What these kinds of exercises give us is a way to test our response and communications plans well ahead of time to find the kinks and to work them out before the situation actually develops. Every emergency is messy, and there are always surprises, but the point is to get as much worked out in advance as possible so that we can adapt to those surprises.

In a real emergency, media are essential to get out the right message: what we know, what we don’t know but are working to find out, what is being done and what the public can do to protect themselves and others.

I must say, when I look back on SARS some of the reporting was more like a gothic novel or Robin Cooke fiction: virus oozing from every pore, each organ system one by one shutting down, the mysterious invader... You get the picture.

And I remember having a conversation with the writer who said, “Well, that’s not scary.” Anyways, happily, quickly we moved to the kind of information the public needed and the normal challenge function that the media plays.

Some of you are aware of the recent Auditor General’s report, just another example. It is actually a good news story on surveillance as she recognized the tremendous progress we have made in the few years of the Agency, and that while more formal agreements with the province and territories would be helpful, we are getting the information and have the mechanisms in place. And we do have an agreement not often talked about, that Ministers from across the country have approved in principle, that covers all jurisdictions to share information as needed in an emergency, and we are working on bi-lateral agreements for routine information.

The proof is in the many events that we have already managed, including today, and in the fact that the World Health Organization tells us that in at least 40% of all the outbreaks from around the world, they hear from us first, because of the surveillance systems we operate. Also, that others look to our model of collaboration and effectiveness. Enough said.

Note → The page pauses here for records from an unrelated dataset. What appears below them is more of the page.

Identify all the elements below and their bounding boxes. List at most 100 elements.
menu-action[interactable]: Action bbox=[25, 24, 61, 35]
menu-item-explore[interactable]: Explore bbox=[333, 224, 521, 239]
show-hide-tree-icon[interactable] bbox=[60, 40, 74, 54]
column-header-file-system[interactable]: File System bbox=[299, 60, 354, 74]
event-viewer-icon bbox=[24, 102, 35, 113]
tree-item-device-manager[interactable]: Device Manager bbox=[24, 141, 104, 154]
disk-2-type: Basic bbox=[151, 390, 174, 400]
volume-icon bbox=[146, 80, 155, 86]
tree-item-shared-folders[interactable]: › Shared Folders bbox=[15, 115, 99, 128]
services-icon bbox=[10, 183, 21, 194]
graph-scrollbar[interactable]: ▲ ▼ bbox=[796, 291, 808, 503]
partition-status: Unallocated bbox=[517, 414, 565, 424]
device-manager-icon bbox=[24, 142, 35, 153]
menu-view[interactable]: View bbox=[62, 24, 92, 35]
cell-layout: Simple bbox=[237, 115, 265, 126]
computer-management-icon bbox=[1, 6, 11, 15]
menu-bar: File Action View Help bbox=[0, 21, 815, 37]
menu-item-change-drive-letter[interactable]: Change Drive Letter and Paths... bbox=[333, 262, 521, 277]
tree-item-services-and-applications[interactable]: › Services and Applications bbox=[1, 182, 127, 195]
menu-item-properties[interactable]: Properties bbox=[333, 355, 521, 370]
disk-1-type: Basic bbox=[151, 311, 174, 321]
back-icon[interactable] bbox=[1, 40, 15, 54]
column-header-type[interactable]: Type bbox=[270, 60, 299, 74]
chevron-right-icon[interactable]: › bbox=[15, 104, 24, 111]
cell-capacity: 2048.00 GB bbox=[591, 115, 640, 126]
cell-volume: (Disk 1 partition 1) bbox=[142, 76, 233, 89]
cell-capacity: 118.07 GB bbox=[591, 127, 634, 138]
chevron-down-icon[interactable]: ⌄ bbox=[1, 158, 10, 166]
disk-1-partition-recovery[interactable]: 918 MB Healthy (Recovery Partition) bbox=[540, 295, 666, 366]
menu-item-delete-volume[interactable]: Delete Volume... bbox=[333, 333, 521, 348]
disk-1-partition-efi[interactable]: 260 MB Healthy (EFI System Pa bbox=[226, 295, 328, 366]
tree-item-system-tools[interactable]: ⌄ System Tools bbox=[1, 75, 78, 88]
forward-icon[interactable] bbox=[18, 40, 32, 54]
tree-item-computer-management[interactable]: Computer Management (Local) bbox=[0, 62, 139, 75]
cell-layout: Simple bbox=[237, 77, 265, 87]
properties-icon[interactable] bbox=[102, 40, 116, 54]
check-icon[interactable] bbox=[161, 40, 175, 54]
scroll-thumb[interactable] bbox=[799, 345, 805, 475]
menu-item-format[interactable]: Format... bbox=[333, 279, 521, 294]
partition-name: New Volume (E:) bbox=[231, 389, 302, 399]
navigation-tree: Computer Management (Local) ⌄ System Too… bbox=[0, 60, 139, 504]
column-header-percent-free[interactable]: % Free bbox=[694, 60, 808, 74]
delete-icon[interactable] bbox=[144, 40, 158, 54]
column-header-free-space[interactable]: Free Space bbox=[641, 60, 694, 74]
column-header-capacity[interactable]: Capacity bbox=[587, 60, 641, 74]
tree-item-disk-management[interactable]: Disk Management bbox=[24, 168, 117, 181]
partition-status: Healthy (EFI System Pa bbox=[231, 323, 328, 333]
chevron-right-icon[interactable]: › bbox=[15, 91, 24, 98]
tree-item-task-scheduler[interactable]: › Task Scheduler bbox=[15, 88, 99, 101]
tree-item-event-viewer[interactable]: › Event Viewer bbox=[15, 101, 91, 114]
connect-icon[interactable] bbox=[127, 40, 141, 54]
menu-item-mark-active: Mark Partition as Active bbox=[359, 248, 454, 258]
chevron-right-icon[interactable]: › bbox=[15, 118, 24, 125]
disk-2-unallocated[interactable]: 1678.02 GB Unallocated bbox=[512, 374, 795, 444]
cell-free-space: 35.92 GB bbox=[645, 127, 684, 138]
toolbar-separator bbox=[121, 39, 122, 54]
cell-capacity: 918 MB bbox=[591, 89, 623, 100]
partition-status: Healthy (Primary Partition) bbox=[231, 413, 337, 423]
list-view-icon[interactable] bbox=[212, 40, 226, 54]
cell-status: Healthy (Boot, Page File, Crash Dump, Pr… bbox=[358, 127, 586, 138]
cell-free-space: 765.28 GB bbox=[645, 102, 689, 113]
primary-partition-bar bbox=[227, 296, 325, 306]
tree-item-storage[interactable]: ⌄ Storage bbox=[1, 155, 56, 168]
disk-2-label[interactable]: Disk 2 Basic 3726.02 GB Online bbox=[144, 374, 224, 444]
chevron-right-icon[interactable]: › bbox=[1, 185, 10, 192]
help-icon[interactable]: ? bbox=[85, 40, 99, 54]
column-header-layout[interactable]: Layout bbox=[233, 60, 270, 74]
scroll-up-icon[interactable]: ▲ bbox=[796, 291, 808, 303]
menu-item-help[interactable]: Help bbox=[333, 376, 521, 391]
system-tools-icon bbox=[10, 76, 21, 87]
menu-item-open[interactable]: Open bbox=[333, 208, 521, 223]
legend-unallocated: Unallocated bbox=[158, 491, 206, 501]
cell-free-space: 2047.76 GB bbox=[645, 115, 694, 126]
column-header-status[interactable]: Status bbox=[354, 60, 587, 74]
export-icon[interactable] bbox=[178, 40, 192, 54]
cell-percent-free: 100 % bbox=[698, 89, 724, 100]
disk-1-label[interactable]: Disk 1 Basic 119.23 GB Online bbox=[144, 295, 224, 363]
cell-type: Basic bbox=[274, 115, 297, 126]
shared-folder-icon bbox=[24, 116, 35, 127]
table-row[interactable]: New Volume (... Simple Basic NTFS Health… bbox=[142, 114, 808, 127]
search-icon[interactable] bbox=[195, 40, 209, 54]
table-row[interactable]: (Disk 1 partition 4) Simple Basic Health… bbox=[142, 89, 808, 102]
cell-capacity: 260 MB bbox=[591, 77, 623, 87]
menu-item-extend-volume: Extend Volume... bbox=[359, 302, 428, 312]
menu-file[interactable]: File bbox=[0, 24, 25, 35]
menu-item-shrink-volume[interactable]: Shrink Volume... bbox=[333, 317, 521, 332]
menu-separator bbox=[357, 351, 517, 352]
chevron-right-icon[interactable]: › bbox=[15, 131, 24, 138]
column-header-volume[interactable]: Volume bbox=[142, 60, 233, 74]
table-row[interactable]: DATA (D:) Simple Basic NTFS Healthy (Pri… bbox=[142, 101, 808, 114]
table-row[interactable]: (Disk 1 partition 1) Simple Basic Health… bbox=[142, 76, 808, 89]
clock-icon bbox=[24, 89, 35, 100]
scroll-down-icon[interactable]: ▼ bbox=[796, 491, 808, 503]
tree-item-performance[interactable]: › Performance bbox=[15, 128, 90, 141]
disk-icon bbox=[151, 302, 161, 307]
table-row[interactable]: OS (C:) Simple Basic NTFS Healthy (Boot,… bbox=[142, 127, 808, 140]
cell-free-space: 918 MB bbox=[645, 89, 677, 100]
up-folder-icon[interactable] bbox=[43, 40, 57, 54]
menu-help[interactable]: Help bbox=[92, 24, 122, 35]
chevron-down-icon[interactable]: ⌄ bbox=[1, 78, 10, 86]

I suspect you can all relate to the statement of the great philosopher, economist and humourist, Stephen Leacock that “success is 10% inspiration and 90% perspiration.”

Now, I must say, our American cousins think it was Thomas Edison, but we know better. After all, I saw it on a wall mural in Orillia, so it must be true. Or at the very least, great minds think alike, or perhaps it is not the first Canadian talent or discovery claimed by our cousins to the south. Anyways, it’s not just about good ideas, but hard work that makes it happen. As I said at the outset, it is a team sport.

So I am very much looking forward to working more closely with CCNA in the future. We would like the Public Health Agency of Canada to be an active partner in your work, and you in ours.

We want your people to know that we are available as a resource for information on public health issues. We welcome their inquiries, and can arrange for reporters to speak with one of our experts on a range of files from the flu, to pandemics, to cancer, to healthy pregnancies, to West Nile, to emergency planning and response, etc.

Of course you will look to, and you should look to, the local expertise of your Public Health Units and officers, but we are available if a national perspective is helpful.

It is all part of trying to avoid what George Bernard Shaw called the single biggest problem in communications: “the illusion that it has taken place.”

Congratulations to all, especially the nominees and winners this evening. Thank you for inviting me.